Momentos económicos… e não só

Relatório Gulbenkian “The future of Health – everyone has a role to play”

1 Comentário

apresentado na semana passada, em sessão pública. Disponível aqui. (video aqui)

(mais informações aqui)

E aproveito para colocar um rápido relato da intervenção de Lord Nigel Crisp, que liderou a equipa que preparou e elaborou o relatório, envolvendo muitas pessoas de diferentes formas.

Pontos centrais focados:

* não basta definir o que se pretende para o futuro, é necessário pensar como se lá chega;

* para uma visão a 25 anos não basta dizer o que significa na prática, mas como pode ser alcançada e sustentada;

* ponto de partida de Portugal: profissionais altamente qualificados, um registo de sucesso de forma geral, um bom Serviço Nacional de Saúde (SNS) com um forte sentimento de compromisso e pertença;

* ponto de partida: envelhecimento da população, condições crónicas, elevada mobilidade, pressões financeiras.

O elemento central para uma visão a 25 anos é que a batalha principal não será na longevidade, onde se está a acompanhar as tendências europeias, e sim na morbilidade. Os anos acima de 65 anos passados em boa saúde são muito menores em Portugal do que noutros países da Europa Ocidental com uma longevidade, esperança de vida, não muito diferente.

Para construir um caminho que mantenha a trajectória da longevidade mas melhorando bastante a qualidade de saúde da população, é necessário liderança ousada, uma visão partilhada, com uma “aliança para a saúde” que cruze a sociedade como um todo, baseada na evidência disponível, com capacidade de estar continuamente a aprender e a melhorar, e preparar adequadamente mecanismos de transição, incluindo os financeiros.

É dada grande relevo aos cidadãos – a saúde começa em casa (e incluirá maior literacia em saúde, registos de saúde, acesso a informação, representação junto do sistema de saúde). Mas também tem que haver uma acção global das autarquias, da sociedade civil, do apoio aos cuidados informais (que podem valer tanto como o SNS, se Portugal for similar ao Reino Unido).

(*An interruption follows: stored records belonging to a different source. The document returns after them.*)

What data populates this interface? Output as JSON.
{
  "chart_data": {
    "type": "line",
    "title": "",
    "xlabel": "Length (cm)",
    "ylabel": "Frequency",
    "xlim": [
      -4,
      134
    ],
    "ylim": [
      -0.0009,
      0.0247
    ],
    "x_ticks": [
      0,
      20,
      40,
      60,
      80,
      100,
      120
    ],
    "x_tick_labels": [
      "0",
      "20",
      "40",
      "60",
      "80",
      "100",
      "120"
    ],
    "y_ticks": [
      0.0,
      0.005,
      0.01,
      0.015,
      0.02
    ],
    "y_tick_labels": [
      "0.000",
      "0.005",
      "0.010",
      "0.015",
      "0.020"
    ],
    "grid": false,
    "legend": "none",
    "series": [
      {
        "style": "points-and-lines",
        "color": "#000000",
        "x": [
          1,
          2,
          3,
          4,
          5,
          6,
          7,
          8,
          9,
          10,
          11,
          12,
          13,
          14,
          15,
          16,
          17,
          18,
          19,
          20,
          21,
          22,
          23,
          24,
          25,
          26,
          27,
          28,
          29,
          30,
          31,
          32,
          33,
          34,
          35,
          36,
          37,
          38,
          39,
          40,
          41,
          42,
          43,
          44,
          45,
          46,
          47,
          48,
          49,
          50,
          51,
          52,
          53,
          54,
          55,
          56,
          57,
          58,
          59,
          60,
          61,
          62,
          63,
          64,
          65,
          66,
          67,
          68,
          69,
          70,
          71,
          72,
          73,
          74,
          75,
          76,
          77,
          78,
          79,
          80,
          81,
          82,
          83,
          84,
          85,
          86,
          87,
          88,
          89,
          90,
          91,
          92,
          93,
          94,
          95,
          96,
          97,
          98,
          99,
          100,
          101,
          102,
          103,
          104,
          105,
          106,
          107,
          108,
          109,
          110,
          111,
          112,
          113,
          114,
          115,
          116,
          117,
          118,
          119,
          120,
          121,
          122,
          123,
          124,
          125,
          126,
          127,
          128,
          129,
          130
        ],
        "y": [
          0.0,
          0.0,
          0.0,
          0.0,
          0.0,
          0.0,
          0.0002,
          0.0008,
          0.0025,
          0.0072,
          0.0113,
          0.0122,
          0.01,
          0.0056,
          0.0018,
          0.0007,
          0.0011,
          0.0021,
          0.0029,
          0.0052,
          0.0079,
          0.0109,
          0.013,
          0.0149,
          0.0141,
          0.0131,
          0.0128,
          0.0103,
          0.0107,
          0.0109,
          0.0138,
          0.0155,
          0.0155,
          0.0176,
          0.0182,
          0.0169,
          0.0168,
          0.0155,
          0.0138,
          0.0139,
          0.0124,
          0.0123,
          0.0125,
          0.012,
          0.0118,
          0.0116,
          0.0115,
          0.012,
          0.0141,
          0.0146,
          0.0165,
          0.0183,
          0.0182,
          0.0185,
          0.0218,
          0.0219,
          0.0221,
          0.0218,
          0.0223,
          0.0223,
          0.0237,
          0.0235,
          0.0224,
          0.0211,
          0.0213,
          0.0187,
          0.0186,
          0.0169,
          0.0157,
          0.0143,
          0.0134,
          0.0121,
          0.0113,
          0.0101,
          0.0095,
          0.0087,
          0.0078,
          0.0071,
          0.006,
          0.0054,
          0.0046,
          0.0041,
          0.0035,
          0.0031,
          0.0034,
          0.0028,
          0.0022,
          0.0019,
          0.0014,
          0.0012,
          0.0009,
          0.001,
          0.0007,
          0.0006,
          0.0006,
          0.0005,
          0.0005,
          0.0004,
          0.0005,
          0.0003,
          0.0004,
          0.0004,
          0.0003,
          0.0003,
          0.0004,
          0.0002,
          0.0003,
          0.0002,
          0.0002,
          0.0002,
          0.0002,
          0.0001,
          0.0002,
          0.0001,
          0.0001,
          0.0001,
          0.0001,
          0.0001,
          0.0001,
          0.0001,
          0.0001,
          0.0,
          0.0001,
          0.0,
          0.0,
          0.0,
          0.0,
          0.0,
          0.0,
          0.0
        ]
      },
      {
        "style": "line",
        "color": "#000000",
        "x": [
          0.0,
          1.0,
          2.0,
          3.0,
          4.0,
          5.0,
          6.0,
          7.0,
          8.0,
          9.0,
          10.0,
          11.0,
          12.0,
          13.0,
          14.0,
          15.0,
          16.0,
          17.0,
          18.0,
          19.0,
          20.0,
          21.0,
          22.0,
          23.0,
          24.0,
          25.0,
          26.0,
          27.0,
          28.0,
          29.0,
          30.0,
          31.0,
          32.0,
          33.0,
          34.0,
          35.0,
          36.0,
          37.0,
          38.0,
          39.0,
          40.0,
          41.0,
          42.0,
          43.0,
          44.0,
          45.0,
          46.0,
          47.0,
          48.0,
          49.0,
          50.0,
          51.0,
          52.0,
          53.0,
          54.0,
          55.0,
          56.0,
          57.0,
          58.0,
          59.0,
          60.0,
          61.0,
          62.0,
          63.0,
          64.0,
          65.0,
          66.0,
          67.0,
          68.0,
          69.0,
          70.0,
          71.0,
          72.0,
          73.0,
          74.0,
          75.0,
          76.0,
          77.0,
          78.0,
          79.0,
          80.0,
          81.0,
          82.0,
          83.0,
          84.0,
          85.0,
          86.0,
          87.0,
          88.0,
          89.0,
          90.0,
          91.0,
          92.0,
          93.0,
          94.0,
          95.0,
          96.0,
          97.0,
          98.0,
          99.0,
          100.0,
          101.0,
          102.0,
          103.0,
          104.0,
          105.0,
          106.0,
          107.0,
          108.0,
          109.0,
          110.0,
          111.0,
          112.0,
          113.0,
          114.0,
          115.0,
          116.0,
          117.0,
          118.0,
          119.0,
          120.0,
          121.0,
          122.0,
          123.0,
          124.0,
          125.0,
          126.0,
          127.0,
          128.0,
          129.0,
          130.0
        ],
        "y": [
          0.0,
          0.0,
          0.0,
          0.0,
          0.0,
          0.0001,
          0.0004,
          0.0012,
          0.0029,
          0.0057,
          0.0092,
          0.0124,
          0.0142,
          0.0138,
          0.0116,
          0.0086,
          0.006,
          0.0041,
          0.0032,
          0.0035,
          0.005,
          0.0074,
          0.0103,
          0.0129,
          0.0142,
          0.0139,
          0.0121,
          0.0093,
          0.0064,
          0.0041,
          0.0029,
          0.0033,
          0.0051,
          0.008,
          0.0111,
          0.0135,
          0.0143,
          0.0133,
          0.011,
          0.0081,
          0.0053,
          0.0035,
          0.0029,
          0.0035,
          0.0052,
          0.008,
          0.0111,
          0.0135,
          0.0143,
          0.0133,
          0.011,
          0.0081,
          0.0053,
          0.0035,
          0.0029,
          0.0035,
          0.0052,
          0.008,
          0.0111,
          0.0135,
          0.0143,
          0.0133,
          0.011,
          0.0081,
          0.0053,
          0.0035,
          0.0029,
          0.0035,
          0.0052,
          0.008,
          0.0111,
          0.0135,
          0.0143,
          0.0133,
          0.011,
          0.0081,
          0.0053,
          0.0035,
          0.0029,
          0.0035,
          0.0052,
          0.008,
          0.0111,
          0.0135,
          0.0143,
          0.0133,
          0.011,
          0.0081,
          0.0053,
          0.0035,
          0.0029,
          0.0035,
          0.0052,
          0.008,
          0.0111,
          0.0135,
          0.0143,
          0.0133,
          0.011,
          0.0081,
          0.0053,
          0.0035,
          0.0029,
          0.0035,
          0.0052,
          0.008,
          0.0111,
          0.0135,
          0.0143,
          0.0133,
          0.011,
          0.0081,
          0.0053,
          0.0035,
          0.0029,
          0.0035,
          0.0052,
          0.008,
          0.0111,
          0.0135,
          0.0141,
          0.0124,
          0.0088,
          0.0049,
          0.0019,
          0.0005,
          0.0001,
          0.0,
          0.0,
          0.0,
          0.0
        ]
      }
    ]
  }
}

É necessário haver uma procura permanente de melhoria da qualidade em cuidados de saúde – tratamentos atempados de elevada qualidade e serviços prestados baseados na evidência são bons para a saúde das pessoas e reduzem desperdícios e custos.

É necessário mais colaborações entre o SNS e a “indústria” (definida de forma ampla), já existem algumas colaborações mas não são generalizadas nem são mantidas de forma permanente e consistente.

É necessário antecipar os novos modelos de prestação de serviços de saúde, para prestar cuidados integrados e fazer a gestão da doença crónica.

Os profissionais de saúde terão que ser também agentes de mudança, e a sua educação profissional deverá prepará-los para um futuro com diferentes papéis e trabalho em equipa. Preparar para mudanças que não conseguimos antecipar totalmente nos dias de hoje.

Sobre a sustentabilidade financeira, não há espaço para mais pagamentos directos, não há espaço para mais impostos, é necessário ir pela melhor utilização do que está disponível, as melhorias a nível de financiamento virão da redução da carga de morbilidade, bem como de sistemas de pagamento que ajudem à escolha das melhores opções e uma gestão financeira mais sofisticada.

Como parte da contribuição deste Relatório, a Fundação Calouste Gulbenkian lança três desafios, para mostrar que todos têm um papel a desempenhar: redução das infecções hospitalares (demonstrando que a melhoria da qualidade permite reduzir custos), abrandar o crescimento da diabetes (demonstrando como a sociedade civil e os doentes podem contribuir decisivamente para melhorar a sua saúde), e tornar Portugal um líder na saúde e desenvolvimento infantil, incluindo os aspectos da obesidade infantil (demonstrando como diferentes sectores das políticas públicas devem intervir para uma melhor saúde da população).

Estes desafios são os primeiros passos práticos numa longa caminhada de transição, sendo desejável que surjam outros, promovidos por outros campeões e com igual ou maior ambição de fazer bem.

(Nota de declaração de interesses: fui um dos participantes na discussão e preparação do relatório)

b a

Autor: Pedro Pita Barros

Professor de Economia da Universidade Nova de Lisboa

One thought on “Relatório Gulbenkian “The future of Health – everyone has a role to play”

  1. Um sistema de pagamento que promova as melhores escolhas deve ser decisivo par que se obtenha mais consciencia e colaboração dos cidadãos naquilo que pode prevenir futuras necessidades de tratamentos cronicos e caros.
    A demagogia dos politicos a até dos sindicatos dos profissionais é por vezes bem desastrosa.